2 Requirements

HP SAM Hardware and Software Requirements

Architectural Considerations and Best Practices for Setting up an HP SAM Environment

Server Sizing

In general, the HP SAM Server can handle a theoretical maximum user and resource population of 40,000.

This is based on the assumption that no more than 1% of users will attempt to connect within the same 30-second window.

HP SAM Server, at minimum specification, has been shown to handle up to at least 500 blade requests within the same 3-second time slot without giving a denial. The results may vary based on the speed of the servers and infrastructure used.

Increase Memory as user population grows:

Performing HP SAM searches can tax memory because the HP SAM Server pulls a copy of the database across the network to memory in order to complete this task.
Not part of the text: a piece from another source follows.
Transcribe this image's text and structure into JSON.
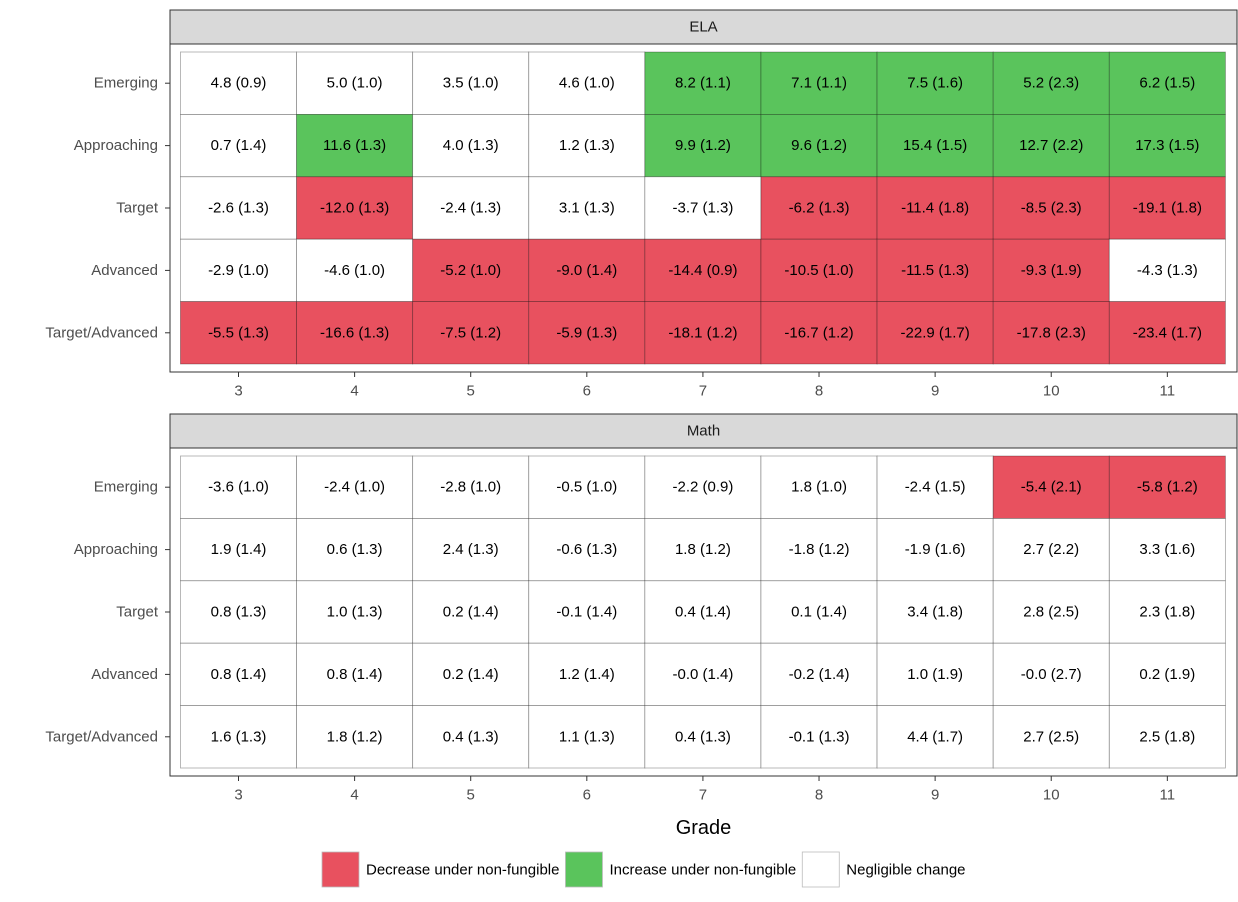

One GB of RAM per 2,000 users or resources (whichever is greater) is a good rule of thumb. Increase processor speed and cores as user population grows.

Memory is the primary gate on performance of the HP SAM Server. When handling large user populations, the HP SAM Server has to search through the large database to get profiles and resource assignments. Once the memory hurdle is cleared, the next gate in performance is the processor.
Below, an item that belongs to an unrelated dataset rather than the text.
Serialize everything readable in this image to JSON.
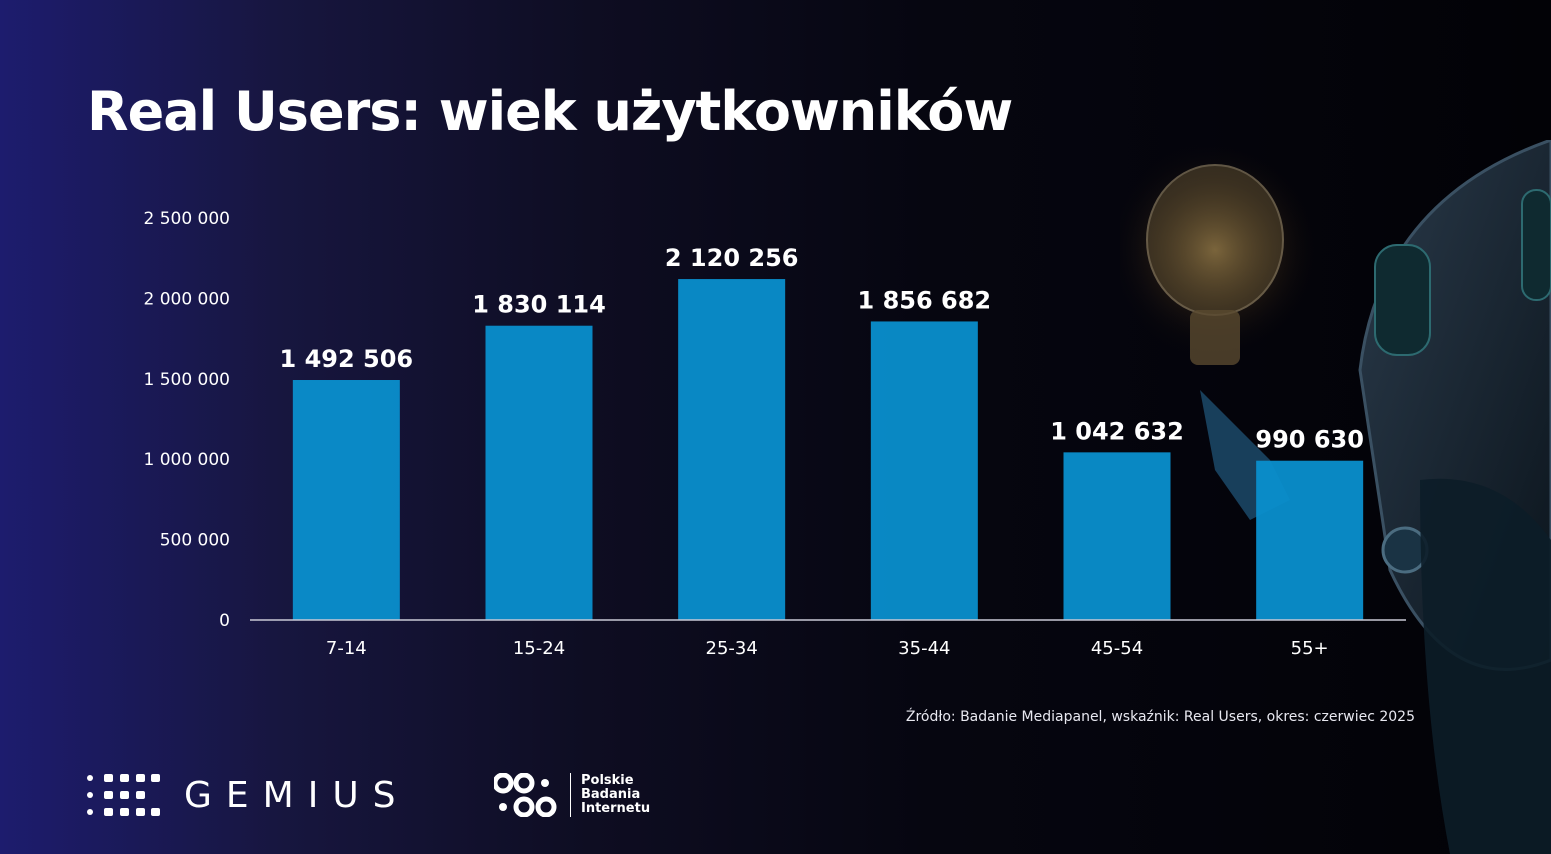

2,000 Users/CPU Core is a reasonable rule of thumb.

Network I/O performance is not typically a bottleneck.

Extra NIC cards to handle higher load of users are not typically needed.

SQL Database Considerations

The HP SAM SQL database can be installed on the same server as the HP SAM Web Server to keep from buying another hardware platform and another Server OS license, however HP recommends separating them onto two different servers for the following reasons:

Recovery times from hardware failures will be faster.

As deployments grow in size and number of locations, there will likely be multiple HP SAM Web Servers but only one centralized HP SAM SQL database.